A. Hexagonal 2-dimensional histograms of mean editing level and mean normalized ISG expression in single cancer cells for multiple ISG signatures. Mean editing level was calculated using editing levels of all sites for each cell. Red asterisk indicates a significant negative spearman correlation, with FDR-adjusted p-value < 0.05. B. Spearman correlations between mean editing levels and mean expression of multiple ISG signatures across single cancer cells, grouped by treatment time point. The number of cancer cells within each category is listed in the x-axis labels. The size of each circle indicates the magnitude of the Spearman correlation coefficient, and the color intensity corresponds to significance of the adjusted p-value. Blue: positive correlations, red: negative correlations. TN stands for treatment naïve, RD stands for residual disease, and PD stands for progression.

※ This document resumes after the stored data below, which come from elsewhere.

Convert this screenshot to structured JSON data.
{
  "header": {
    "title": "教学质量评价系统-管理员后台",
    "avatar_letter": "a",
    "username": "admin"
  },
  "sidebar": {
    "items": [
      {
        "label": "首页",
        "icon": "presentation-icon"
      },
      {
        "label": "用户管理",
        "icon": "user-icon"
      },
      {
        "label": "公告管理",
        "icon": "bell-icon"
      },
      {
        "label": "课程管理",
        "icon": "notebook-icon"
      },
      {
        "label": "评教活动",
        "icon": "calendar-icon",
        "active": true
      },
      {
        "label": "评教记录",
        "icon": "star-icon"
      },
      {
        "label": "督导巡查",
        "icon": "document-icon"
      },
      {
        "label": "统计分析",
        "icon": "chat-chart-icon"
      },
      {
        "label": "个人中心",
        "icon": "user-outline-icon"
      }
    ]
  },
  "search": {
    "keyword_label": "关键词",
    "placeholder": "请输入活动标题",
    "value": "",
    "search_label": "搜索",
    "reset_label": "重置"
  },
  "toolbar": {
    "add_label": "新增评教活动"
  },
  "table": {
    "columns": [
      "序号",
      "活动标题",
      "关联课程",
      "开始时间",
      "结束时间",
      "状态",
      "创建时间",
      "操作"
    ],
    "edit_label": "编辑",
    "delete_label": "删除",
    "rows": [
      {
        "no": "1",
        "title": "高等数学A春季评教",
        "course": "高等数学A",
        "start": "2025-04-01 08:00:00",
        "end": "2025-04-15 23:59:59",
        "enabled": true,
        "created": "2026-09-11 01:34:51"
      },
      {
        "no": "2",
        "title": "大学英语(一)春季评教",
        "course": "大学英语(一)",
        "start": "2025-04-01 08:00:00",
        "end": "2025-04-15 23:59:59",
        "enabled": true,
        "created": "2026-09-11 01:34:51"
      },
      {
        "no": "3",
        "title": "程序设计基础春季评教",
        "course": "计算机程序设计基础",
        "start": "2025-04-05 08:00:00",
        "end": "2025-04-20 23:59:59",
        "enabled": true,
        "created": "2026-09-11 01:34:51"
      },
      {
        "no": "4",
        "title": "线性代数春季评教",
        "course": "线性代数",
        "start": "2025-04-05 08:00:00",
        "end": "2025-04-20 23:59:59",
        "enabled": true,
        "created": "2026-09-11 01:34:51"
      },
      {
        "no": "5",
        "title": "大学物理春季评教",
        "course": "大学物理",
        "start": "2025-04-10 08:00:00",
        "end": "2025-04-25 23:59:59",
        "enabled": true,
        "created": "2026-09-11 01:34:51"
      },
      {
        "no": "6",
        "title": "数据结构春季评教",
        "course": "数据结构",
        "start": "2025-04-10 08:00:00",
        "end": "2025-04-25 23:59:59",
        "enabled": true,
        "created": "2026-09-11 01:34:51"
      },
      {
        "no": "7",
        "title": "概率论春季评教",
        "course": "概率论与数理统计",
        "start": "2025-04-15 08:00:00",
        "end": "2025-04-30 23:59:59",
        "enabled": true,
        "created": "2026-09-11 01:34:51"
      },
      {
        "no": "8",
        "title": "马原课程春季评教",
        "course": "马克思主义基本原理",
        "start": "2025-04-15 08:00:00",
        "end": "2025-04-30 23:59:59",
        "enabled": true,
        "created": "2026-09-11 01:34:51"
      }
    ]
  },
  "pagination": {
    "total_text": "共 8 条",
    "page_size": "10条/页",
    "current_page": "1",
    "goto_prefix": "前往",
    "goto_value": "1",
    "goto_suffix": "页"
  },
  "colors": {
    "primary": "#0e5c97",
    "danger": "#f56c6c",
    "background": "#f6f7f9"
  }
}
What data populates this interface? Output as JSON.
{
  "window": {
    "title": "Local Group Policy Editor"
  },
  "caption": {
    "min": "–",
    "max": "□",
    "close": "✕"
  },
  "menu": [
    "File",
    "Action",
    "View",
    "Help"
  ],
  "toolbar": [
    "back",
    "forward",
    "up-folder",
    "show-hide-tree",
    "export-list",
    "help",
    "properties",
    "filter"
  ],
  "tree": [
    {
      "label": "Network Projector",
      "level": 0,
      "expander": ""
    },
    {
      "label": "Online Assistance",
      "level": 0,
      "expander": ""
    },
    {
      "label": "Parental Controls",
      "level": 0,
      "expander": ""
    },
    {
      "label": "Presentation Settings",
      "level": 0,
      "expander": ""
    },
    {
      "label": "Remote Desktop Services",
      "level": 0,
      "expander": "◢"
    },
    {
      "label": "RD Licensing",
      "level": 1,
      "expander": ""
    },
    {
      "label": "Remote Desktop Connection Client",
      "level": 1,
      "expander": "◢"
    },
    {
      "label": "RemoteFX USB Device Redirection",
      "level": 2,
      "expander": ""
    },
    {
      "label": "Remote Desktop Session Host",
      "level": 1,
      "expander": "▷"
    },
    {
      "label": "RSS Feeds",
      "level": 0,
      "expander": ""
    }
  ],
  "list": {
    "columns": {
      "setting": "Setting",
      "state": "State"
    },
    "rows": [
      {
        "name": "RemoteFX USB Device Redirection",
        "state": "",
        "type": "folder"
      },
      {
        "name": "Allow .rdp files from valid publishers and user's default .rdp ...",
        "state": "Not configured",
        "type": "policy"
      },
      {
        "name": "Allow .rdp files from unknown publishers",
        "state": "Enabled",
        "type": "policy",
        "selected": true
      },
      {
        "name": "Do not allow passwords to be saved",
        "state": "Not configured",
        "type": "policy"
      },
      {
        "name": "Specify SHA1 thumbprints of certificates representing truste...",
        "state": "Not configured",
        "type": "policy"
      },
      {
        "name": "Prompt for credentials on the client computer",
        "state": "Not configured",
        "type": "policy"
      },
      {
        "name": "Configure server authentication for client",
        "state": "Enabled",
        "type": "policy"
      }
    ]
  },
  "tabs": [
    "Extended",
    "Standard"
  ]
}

C. Top: Bar plot showing Spearman correlations between cancer editing levels and infiltration of different immune cell types. For each tumor, single cancer cells were pooled, and overall cancer editing level was calculated as the mean editing level of all sites in the pooled cancer cells. Red bar: significant correlation with p < 0.05. Nonsignificant correlations are shown in white. For each cell type, in parentheses, lung signifies that only lung biopsies were included. In contrast, ”all” signifies all samples were included. Bottom: scatterplot of cancer editing and infiltration of Natural Killer cells, with Spearman correlation coefficient and p-value listed. D. Top: Bar plot of Spearman correlations between tumor-increased editing and estimated infiltration of different immune cell types in bulk TCGA LUAD tumors. Tumor-increased editing was calculated as the mean editing level over sites with significantly higher editing levels in tumors than in matched non-malignant samples. Colored bars indicate significance by FDR-adjusted p < 0.05, with positive correlations in blue and negative ones in red. Nonsignificant correlations are shown in white. Bottom: scatterplot of tumor-increased editing and quanTIseq-estimated proportion of Natural Killer cells with Spearman correlation coefficient and p-value shown.